Omniscience is a completely different issue. This degree of specificity is never claimed of such prediction. Given the person's nature, history, and the stresses and stimuli likely, predictions such as who will or will not "find" a god over their entire lifetime become probabilistic.

Or think of it this way. The probability that you will make a specific choice in a specific moment is vastly lesser than that of making that same choice some undetermined time within an entire lifespan.
 
Omniscience is a completely different issue. This degree of specificity is never claimed of such prediction. Given the person's nature, history, and the stresses and stimuli likely, predictions such as who will or will not "find" a god over their entire lifetime become probabilistic.

Or think of it this way. The probability that you will make a specific choice in a specific moment is vastly lesser than that of making that same choice some undetermined time within an entire lifespan.

Yeah, we're on a different page then. I have no issue with the logical consistency here. There is certainly an abundance of theists however who claim that God's knowledge of future events is absolute, and that probability doesn't factor into the equation at all. It is that position that I take issue with when it is accompanied by the claim that free will is something more than just an illusion.
 
Yeah, we're on a different page then. I have no issue with the logical consistency here. There is certainly an abundance of theists however who claim that God's knowledge of future events is absolute, and that probability doesn't factor into the equation at all. It is that position that I take issue with when it is accompanied by the claim that free will is something more than just an illusion.

But do they claim the accuracy you implied?

There is also the matter of what may be "future" to a god. If our future is a god's present then there is nothing "yet to unfold". In that case, it does not even take omniscient, only omnipresence, to know what happens.

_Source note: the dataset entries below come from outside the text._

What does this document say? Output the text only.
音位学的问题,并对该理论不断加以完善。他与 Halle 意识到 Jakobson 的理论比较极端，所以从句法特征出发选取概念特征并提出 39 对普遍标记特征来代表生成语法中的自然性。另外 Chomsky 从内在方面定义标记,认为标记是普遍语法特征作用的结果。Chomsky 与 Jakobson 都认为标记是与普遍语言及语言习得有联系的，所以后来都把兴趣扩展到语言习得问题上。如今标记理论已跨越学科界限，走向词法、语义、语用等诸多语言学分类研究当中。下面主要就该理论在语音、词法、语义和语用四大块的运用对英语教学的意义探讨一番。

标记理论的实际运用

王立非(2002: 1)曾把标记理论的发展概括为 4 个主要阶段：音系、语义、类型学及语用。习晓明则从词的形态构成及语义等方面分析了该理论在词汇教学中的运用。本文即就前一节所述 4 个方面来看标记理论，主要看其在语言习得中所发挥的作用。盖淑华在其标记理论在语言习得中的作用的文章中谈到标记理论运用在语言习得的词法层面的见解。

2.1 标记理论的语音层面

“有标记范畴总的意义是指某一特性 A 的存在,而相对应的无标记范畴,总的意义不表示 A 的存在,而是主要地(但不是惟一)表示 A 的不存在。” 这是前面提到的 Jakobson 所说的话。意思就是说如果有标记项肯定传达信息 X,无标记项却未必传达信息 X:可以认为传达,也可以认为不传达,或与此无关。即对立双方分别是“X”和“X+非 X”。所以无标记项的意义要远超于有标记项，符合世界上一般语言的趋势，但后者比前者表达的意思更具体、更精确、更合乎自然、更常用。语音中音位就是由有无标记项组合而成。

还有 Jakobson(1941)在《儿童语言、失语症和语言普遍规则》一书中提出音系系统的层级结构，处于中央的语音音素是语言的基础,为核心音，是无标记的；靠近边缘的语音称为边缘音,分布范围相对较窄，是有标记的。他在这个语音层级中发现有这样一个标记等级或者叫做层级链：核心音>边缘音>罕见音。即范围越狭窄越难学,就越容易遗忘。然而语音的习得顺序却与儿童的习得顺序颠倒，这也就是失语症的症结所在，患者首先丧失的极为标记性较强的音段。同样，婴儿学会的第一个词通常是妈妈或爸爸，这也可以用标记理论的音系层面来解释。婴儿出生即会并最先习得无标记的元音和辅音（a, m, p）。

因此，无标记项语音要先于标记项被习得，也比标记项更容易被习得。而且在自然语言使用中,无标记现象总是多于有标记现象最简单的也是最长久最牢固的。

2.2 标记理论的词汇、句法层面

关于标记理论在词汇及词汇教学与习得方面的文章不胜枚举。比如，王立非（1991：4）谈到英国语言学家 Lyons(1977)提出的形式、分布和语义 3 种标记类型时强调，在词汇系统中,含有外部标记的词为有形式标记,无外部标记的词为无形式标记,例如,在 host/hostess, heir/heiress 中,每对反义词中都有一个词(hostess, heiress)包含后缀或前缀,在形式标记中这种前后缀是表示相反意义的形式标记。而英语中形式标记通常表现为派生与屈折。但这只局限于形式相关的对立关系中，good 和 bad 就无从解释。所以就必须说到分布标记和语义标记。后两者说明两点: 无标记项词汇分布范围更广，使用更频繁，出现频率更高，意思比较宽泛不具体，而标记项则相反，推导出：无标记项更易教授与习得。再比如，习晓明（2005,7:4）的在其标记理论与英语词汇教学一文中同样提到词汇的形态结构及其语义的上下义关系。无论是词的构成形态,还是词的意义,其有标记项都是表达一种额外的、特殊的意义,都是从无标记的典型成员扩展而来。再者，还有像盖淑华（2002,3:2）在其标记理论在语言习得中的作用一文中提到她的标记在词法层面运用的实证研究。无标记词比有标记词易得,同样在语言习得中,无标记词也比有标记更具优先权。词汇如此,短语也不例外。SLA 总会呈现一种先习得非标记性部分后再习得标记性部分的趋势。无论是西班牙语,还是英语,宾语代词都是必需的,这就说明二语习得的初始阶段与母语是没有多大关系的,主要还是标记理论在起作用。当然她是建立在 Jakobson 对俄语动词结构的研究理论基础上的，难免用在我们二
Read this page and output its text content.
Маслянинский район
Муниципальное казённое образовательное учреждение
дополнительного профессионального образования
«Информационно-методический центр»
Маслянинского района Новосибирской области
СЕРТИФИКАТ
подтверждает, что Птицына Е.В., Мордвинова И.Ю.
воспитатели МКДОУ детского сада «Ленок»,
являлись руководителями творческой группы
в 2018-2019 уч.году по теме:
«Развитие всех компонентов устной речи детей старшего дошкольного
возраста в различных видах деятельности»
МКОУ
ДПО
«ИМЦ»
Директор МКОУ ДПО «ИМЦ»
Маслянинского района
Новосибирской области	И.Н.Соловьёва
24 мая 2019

Or let me put it this way. Omniscience is not absolute knowledge, only maximal knowledge. Quantum physics has shown us that some things are fundamentally indeterminate, so until they occur there could be nothing to be known, as nothing determines their specific present state. In that case, only present knowledge is "absolutely" possible.
 
But do they claim the accuracy you implied?

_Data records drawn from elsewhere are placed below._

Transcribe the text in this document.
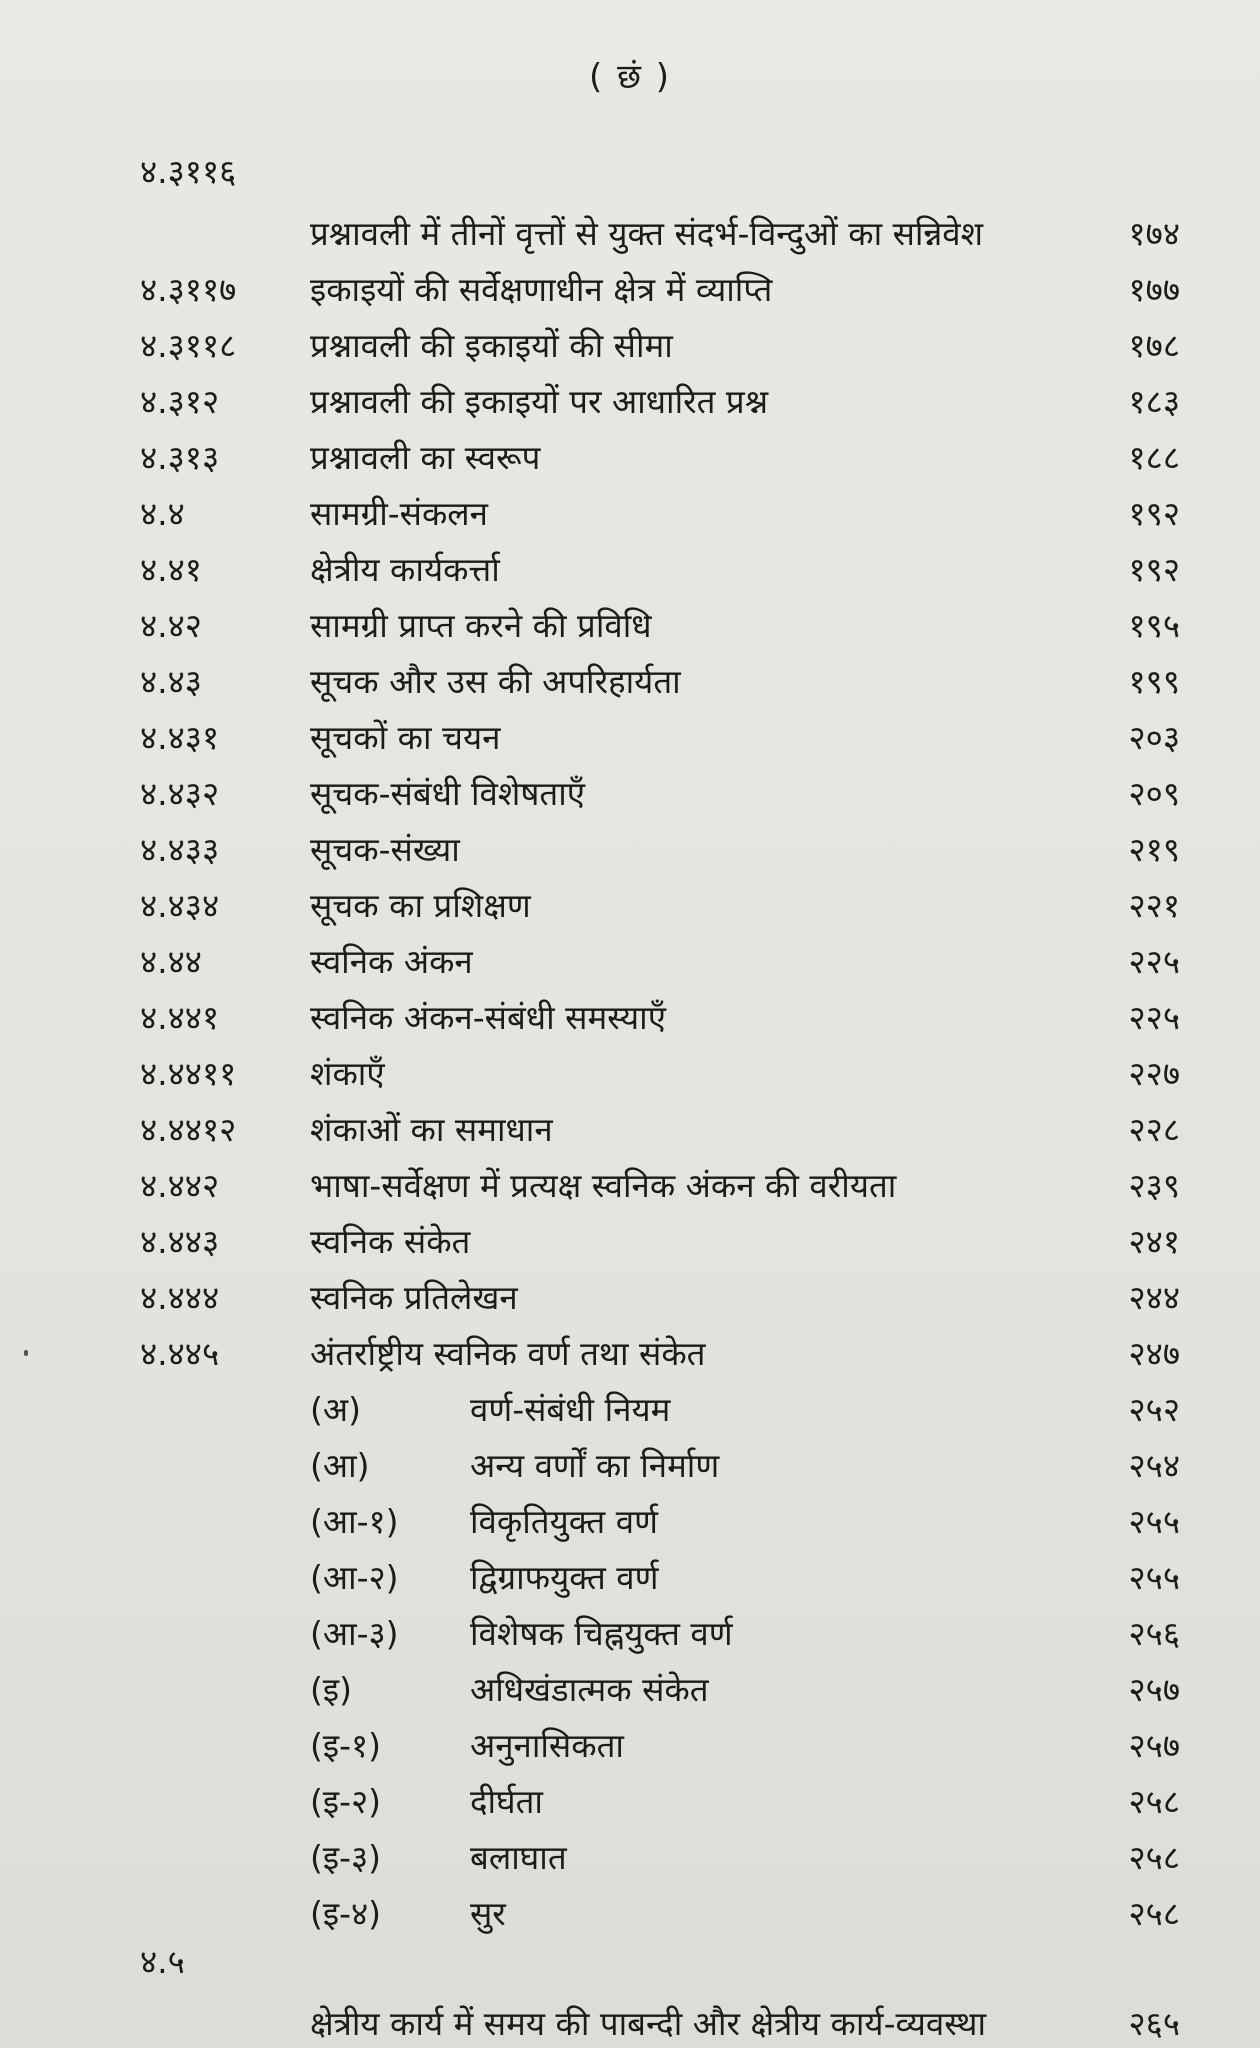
( छं )
४.३११६
प्रश्नावली में तीनों वृत्तों से युक्त संदर्भ-विन्दुओं का सन्निवेश	१७४
४.३११७	इकाइयों की सर्वेक्षणाधीन क्षेत्र में व्याप्ति	१७७
४.३११८	प्रश्नावली की इकाइयों की सीमा	१७८
४.३१२	प्रश्नावली की इकाइयों पर आधारित प्रश्न	१८३
४.३१३	प्रश्नावली का स्वरूप	१८८
४.४	सामग्री-संकलन	१९२
४.४१	क्षेत्रीय कार्यकर्त्ता	१९२
४.४२	सामग्री प्राप्त करने की प्रविधि	१९५
४.४३	सूचक और उस की अपरिहार्यता	१९९
४.४३१	सूचकों का चयन	२०३
४.४३२	सूचक-संबंधी विशेषताएँ	२०९
४.४३३	सूचक-संख्या	२१९
४.४३४	सूचक का प्रशिक्षण	२२१
४.४४	स्वनिक अंकन	२२५
४.४४१	स्वनिक अंकन-संबंधी समस्याएँ	२२५
४.४४११	शंकाएँ	२२७
४.४४१२	शंकाओं का समाधान	२२८
४.४४२	भाषा-सर्वेक्षण में प्रत्यक्ष स्वनिक अंकन की वरीयता	२३९
४.४४३	स्वनिक संकेत	२४१
४.४४४	स्वनिक प्रतिलेखन	२४४
४.४४५	अंतर्राष्ट्रीय स्वनिक वर्ण तथा संकेत	२४७
(अ)	वर्ण-संबंधी नियम	२५२
(आ)	अन्य वर्णों का निर्माण	२५४
(आ-१)	विकृतियुक्त वर्ण	२५५
(आ-२)	द्विग्राफयुक्त वर्ण	२५५
(आ-३)	विशेषक चिह्नयुक्त वर्ण	२५६
(इ)	अधिखंडात्मक संकेत	२५७
(इ-१)	अनुनासिकता	२५७
(इ-२)	दीर्घता	२५८
(इ-३)	बलाघात	२५८
(इ-४)	सुर	२५८
४.५
क्षेत्रीय कार्य में समय की पाबन्दी और क्षेत्रीय कार्य-व्यवस्था	२६५
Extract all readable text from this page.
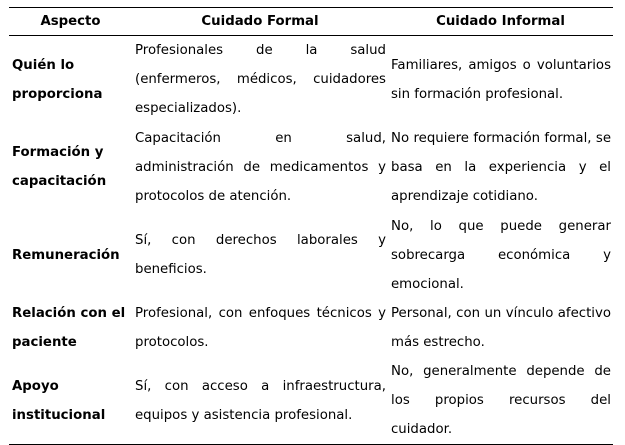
Aspecto	Cuidado Formal	Cuidado Informal
Quién lo proporciona	Profesionales de la salud (enfermeros, médicos, cuidadores especializados).	Familiares, amigos o voluntarios sin formación profesional.
Formación y capacitación	Capacitación en salud, administración de medicamentos y protocolos de atención.	No requiere formación formal, se basa en la experiencia y el aprendizaje cotidiano.
Remuneración	Sí, con derechos laborales y beneficios.	No, lo que puede generar sobrecarga económica y emocional.
Relación con el paciente	Profesional, con enfoques técnicos y protocolos.	Personal, con un vínculo afectivo más estrecho.
Apoyo institucional	Sí, con acceso a infraestructura, equipos y asistencia profesional.	No, generalmente depende de los propios recursos del cuidador.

There is also the matter of what may be "future" to a god. If our future is a god's present then there is nothing "yet to unfold". In that case, it does not even take omniscient, only omnipresence, to know what happens.

The above is most often the sort of assumption that underpins the claim that God's knowledge of future events is absolute. This is what I was exploring with RoccoR earlier in this thread:

To reiterate, if what we call the future already exists (which is one of the possibilities that you're positing), then it always has. Every "slice" of time, so to speak, exists eternally. If we can say that there was a creation event (as much of a difficulty as it may be to talk in those terms given a transcendent creator) then such an event was not merely the creation of a first moment destined to dynamically unfold into subsequent moments, but the creation of the fullness of all things present and future simultaneously. In other words, you, me, everyone else, and indeed every single thing that any of us will ever do, was predefined in that creation event.